Daniel Zelterman (2014), Applied Multivariate Statistics with
R, Springer.

Marno Verbeek (2005), Econometria, I edizione, Zanichelli
Editore.

William Greene (2019), Econometric Analysis, Pearson. Eighth
Edition (Global Edition).

Gareth James, Daniela Witten, Trevor Hastie, Robert Tibshirani (2021), An Introduction to Statistical Learning with Applications in R, Springer.

Teaching methods

Lessons are carried out considering both methodological and empirical aspects in economics, with the help of the statistical software R.

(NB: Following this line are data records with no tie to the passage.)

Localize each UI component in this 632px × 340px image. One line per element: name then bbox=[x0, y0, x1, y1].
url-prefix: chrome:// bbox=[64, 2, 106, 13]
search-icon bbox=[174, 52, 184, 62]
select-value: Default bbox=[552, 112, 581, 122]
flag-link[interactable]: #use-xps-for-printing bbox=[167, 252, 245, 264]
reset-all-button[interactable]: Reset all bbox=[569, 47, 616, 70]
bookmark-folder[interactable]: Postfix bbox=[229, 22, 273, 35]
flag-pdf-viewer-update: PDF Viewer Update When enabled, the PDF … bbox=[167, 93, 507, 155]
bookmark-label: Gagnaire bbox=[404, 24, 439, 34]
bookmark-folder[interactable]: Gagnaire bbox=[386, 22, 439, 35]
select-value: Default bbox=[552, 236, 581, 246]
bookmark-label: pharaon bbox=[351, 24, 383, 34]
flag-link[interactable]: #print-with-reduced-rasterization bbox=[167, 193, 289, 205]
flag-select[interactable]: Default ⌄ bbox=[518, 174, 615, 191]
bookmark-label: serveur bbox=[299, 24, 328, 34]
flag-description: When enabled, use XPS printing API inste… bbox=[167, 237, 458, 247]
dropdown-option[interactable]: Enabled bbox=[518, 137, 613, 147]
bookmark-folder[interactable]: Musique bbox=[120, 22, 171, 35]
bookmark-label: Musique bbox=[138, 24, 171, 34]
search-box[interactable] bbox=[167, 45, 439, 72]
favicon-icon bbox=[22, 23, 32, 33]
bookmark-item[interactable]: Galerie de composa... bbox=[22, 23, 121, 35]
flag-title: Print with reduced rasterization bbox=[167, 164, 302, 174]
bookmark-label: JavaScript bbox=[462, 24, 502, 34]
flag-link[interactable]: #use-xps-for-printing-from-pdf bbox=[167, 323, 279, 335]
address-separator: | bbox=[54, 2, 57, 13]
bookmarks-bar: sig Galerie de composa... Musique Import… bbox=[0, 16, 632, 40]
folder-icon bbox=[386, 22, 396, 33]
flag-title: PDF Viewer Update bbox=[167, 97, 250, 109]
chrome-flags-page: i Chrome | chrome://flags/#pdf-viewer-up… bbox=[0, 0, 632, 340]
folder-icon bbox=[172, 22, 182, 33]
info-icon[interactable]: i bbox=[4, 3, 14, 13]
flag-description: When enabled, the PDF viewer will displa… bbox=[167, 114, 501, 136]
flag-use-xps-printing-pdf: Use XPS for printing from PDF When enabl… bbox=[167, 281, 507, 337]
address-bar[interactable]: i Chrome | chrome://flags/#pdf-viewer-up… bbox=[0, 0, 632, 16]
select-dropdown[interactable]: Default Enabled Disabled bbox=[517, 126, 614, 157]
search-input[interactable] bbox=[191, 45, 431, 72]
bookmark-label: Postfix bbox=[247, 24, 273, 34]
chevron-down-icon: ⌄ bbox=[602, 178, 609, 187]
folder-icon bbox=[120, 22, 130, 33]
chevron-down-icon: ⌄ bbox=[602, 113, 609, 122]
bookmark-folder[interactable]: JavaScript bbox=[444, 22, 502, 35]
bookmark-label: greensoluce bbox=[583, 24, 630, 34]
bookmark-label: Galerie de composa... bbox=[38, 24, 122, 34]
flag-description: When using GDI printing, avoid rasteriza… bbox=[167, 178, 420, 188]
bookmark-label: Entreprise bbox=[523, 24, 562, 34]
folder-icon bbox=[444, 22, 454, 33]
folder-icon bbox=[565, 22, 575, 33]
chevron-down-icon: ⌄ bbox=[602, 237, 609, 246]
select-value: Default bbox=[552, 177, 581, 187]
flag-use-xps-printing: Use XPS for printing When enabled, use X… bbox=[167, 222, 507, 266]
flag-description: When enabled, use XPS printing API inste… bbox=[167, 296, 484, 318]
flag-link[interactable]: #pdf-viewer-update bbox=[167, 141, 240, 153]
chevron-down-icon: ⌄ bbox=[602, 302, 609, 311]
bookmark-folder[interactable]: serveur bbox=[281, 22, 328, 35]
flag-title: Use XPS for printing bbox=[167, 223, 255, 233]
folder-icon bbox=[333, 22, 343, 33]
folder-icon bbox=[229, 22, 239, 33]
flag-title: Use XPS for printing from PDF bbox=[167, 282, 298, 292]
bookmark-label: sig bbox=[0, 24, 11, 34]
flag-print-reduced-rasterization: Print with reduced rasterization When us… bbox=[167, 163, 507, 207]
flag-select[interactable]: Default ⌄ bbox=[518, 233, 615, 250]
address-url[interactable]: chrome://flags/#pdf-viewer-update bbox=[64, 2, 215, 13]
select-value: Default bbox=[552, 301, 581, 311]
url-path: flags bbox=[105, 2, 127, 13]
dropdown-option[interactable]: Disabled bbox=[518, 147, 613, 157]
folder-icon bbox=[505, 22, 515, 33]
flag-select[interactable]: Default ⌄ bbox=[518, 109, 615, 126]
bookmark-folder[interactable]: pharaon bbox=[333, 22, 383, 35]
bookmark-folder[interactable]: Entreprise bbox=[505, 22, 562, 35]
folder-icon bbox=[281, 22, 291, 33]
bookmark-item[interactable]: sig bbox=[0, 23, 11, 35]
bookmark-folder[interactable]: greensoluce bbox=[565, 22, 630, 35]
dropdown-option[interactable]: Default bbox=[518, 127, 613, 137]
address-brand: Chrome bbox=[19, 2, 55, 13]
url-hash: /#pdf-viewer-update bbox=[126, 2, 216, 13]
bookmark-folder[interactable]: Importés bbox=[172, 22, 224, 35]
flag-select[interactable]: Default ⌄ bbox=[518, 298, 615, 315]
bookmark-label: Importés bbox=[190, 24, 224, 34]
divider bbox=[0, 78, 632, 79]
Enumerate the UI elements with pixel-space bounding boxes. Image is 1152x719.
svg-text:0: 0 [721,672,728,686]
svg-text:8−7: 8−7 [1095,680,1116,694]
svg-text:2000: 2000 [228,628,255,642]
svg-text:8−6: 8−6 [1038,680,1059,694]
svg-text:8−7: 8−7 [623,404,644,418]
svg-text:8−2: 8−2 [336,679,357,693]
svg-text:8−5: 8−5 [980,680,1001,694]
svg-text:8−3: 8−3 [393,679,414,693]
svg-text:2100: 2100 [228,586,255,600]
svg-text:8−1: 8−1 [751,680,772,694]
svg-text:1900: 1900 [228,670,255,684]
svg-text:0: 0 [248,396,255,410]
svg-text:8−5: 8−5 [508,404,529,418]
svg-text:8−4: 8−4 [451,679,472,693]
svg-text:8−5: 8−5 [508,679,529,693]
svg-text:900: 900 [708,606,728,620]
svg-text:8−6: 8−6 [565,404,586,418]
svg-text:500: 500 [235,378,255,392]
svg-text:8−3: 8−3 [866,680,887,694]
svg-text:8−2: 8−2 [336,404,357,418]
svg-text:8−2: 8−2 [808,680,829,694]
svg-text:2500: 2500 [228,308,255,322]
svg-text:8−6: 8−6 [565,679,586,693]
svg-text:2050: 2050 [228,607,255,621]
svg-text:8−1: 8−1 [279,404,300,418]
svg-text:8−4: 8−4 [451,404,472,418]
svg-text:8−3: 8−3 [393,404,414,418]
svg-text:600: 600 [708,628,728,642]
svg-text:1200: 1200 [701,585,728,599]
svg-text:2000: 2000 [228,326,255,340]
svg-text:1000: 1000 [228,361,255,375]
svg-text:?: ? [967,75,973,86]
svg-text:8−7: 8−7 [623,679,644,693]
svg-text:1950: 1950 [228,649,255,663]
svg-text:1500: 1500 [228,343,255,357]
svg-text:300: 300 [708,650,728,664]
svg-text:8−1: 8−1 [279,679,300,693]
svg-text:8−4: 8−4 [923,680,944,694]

The used economic datasets are all available in R. 

Assessment methods

Oral examination.

The examination consists into the evaluation of a work group.

The students are divided into groups and they will prepare a short thesis explaining the type of dataset used, the statistical method/s and the results with the use of R. 

Each group will also prepare a short presentation/seminar during which some questions are made.  

 

Teaching tools

Pc; videoprojector; computer laboratory

Office hours

See the website of Anna Gloria Billè

SDGs

Quality education Industry, innovation and infrastructure

This teaching activity contributes to the achievement of the Sustainable Development Goals of the UN 2030 Agenda.